Kim Koplin: „Die Guten und die Toten“. Suhrkamp, Berlin 2023, 254 Seiten, 16 Euro

Ein erster und dann ein weiterer Zufall führt Saad mit Nihal zusammen, der zweiten sowie weiblichen Hauptfigur des Romans. Über Nihal heißt es mehrfach, dass sie aussehe wie eine Marvel-Heldin. Sie ist eine extrem sportliche Kriminalkommissarin, die sich für die Olympia-Qualifikation im Kickboxen oder etwas Ähnlichem vorbereitet und deswegen mitunter auch mitten in der Nacht joggen geht, wenn ihr kleiner Bruder, der ungebeten bei ihr eingezogen ist, wieder einmal extrem nervt.

Beide Hauptpersonen, Saad und Nihal, haben mithin „Migrationshintergrund“, aber ganz unterschiedliche Probleme. Während Saads Problem eher selbst verschuldet ist, wurde Nihal in eine familiäre Situation geboren, in der sie es mit ihren Ambitionen niemandem recht machen kann. Ihre aus Aserbaidschan stammenden Eltern missbilligen ganz allgemein alles, was sie tut. Dass sie als Polizistin einschreiten muss, als ihr Bruder kriminell wird, bringt ihr den endgültigen väterlichen Bann ein.

Eine Überlegung ins Blaue: Die feministische Grundausrichtung dieser Figurenkonstellation könnte darauf hindeuten, dass der Roman von einer Frau/einer als weiblich zu lesenden Person geschrieben wurde. Andererseits gibt es schließlich auch viele feministisch denkende Männer/männlich zu lesende Menschen. Und ist nicht die ständige Visualisierung der Polizistin in eng anliegenden schwarzen Ganzkörperanzügen eine Männerfantasie? Oder eher doch ein feministischer Selbstermächtigungstopos?

Milieu der Billigjobs

Die Handlung bildet auf zwanglose Weise Bandbreite und Widersprüchlichkeit der Berliner Sozialstruktur ab.
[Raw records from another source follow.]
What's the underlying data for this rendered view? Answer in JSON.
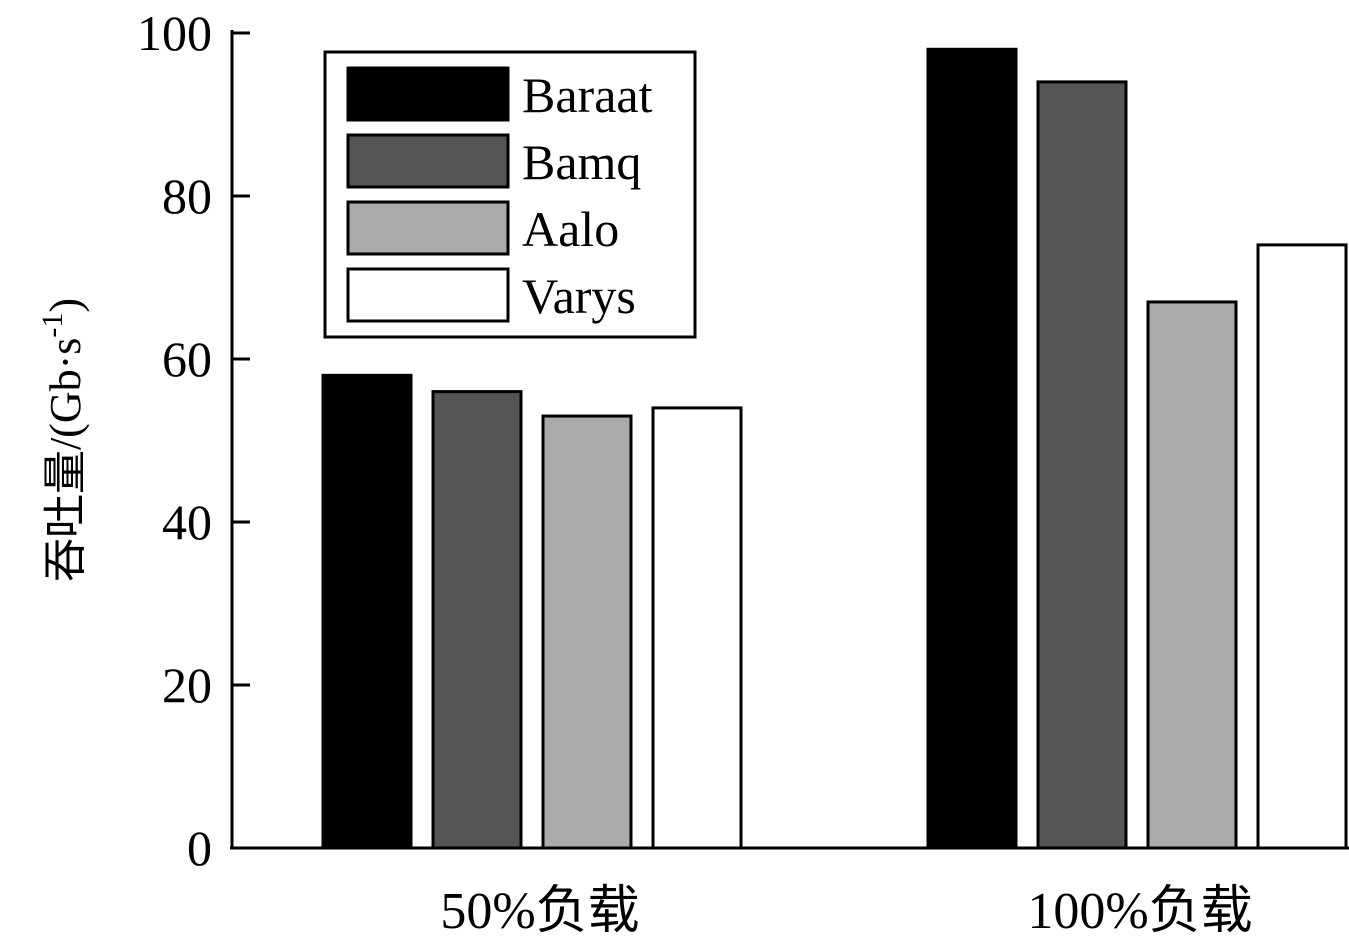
{
  "chart_data": {
    "type": "bar",
    "categories": [
      "50%负载",
      "100%负载"
    ],
    "series": [
      {
        "name": "Baraat",
        "color": "#000000",
        "values": [
          58,
          98
        ]
      },
      {
        "name": "Bamq",
        "color": "#555555",
        "values": [
          56,
          94
        ]
      },
      {
        "name": "Aalo",
        "color": "#aaaaaa",
        "values": [
          53,
          67
        ]
      },
      {
        "name": "Varys",
        "color": "#ffffff",
        "values": [
          54,
          74
        ]
      }
    ],
    "ylabel": "吞吐量/(Gb·s",
    "ylabel_sup": "-1",
    "ylabel_close": ")",
    "ylim": [
      0,
      100
    ],
    "yticks": [
      0,
      20,
      40,
      60,
      80,
      100
    ],
    "legend_position": "top-left",
    "grid": false
  }
}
Das Milieu der Billigjobs, in denen häufig neu- Eingewanderte ihr Leben fristen, kommt ebenso vor wie jenes der höheren Regierungskreise, in denen im teuren Dienstwagen durch die Gegend gefahren, teuer gespeist und (in diesem fiktiven Fall) der Hals doch nie vollgekriegt wird. Und auch die Party- und Drogenszene bekommt ihr Fett weg. Die Actionszenen sind spannend geschrieben und mit gut dosierter Situationskomik grundiert. (Auch das könnte, ebenso wie der vollendet lakonische Stil und die überlegene Dialogführung, eventuell als Hinweis auf die Person der AutorIn dienen.)

Für die romantischen Naturen unter den Lesenden hat die schreibende Person noch eine Love Story zwischen den beiden Hauptfiguren hingesponnen, wie Jane Austen sie kaum zarter hätte andeuten können. Nur dass hier auch mal geküsst wird; doch erst nachdem die zahlreichen Leichen ordentlich beseitigt wurden, die vorher angefallen sind. Das Schönste aber ist, dass der Roman ganz und gar seinem Titel entspricht und damit eine höhere Gerechtigkeit herstellt, die es so auf Erden gar nicht gibt.

Deswegen ist dies keineswegs ein Noir-Roman, sondern, so blutig es zwischendurch zugehen mag, vielmehr eine romantische Thrillerkomödie mit märchenhaften Zügen: Die Bösen sind am Ende nämlich (Achtung, Spoiler!) alle mausetot. Die Guten steigen in den Flixbus nach Hamburg.